Capítulo Oitenta e Dois: A Sogra Exige o Casamento
Liu fez uma pausa para beber água, engoliu em seco e continuou, narrando com entusiasmo:
“No nosso ramo, é comum que novos funcionários viagem a trabalho com frequência, e muitas garotas recém-saídas da universidade têm pouca experiência de vida, acabam sendo... Bem, por isso lá acontece de toda hora alguém pedir demissão. O departamento pessoal troca de gente como se estivesse comprando resma de papel de impressora, muda toda hora, em lotes!”
“Será que é tudo isso mesmo?” Olhei para Liu, incrédulo.
Liu soltou uma risada abafada: “Na verdade, talvez nem tanto, mas que aquele sujeito é conhecido pelo seu mau-caráter, isso é. E ninguém consegue mexer com ele.”
Ao dizer isso, Liu apontou discretamente o dedo para cima, querendo dizer o óbvio.
Assenti, finalmente compreendendo. Então era esse o motivo de ele vir me pressionar com aquele monte de cartas de demissão, fingindo estar na razão – um verdadeiro ator! E como alguém assim pode causar tanto tumulto no setor e sair impune?
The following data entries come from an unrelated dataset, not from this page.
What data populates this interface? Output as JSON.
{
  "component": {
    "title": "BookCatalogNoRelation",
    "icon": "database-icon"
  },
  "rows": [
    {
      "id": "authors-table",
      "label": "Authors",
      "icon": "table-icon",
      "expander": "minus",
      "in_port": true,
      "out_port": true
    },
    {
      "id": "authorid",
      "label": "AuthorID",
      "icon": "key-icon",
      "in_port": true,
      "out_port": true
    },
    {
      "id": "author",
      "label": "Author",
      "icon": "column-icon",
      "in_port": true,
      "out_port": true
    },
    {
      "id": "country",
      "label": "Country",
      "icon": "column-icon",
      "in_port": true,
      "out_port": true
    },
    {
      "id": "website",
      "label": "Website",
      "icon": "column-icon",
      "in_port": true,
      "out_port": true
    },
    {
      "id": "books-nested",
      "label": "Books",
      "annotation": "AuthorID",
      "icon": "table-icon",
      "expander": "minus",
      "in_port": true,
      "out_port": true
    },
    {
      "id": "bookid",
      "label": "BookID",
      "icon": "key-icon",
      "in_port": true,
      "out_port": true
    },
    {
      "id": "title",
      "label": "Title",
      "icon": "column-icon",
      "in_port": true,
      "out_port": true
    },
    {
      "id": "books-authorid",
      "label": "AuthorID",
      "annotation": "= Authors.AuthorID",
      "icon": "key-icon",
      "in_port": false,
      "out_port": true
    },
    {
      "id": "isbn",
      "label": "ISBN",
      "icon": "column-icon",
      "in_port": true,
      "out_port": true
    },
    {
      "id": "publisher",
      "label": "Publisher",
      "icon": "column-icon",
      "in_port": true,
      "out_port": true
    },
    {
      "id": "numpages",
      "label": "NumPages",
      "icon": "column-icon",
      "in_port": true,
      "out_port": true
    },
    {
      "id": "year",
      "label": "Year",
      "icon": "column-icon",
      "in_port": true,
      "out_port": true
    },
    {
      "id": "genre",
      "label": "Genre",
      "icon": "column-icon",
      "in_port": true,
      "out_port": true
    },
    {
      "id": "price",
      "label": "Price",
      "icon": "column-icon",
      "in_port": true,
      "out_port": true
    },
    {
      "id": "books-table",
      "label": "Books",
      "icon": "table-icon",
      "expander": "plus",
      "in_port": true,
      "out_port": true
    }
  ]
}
Fiquei curioso e perguntei, sondando Liu: “O chefe dele deve ser alguém bem influente, não?”
Liu olhou para os lados antes de concordar com um aceno de cabeça, e murmurou, cauteloso: “Cara, essa gente é melhor não provocar, e mesmo se quiséssemos, não teríamos como. Ainda bem que não trabalha na nossa empresa, senão eu já teria pedido demissão.”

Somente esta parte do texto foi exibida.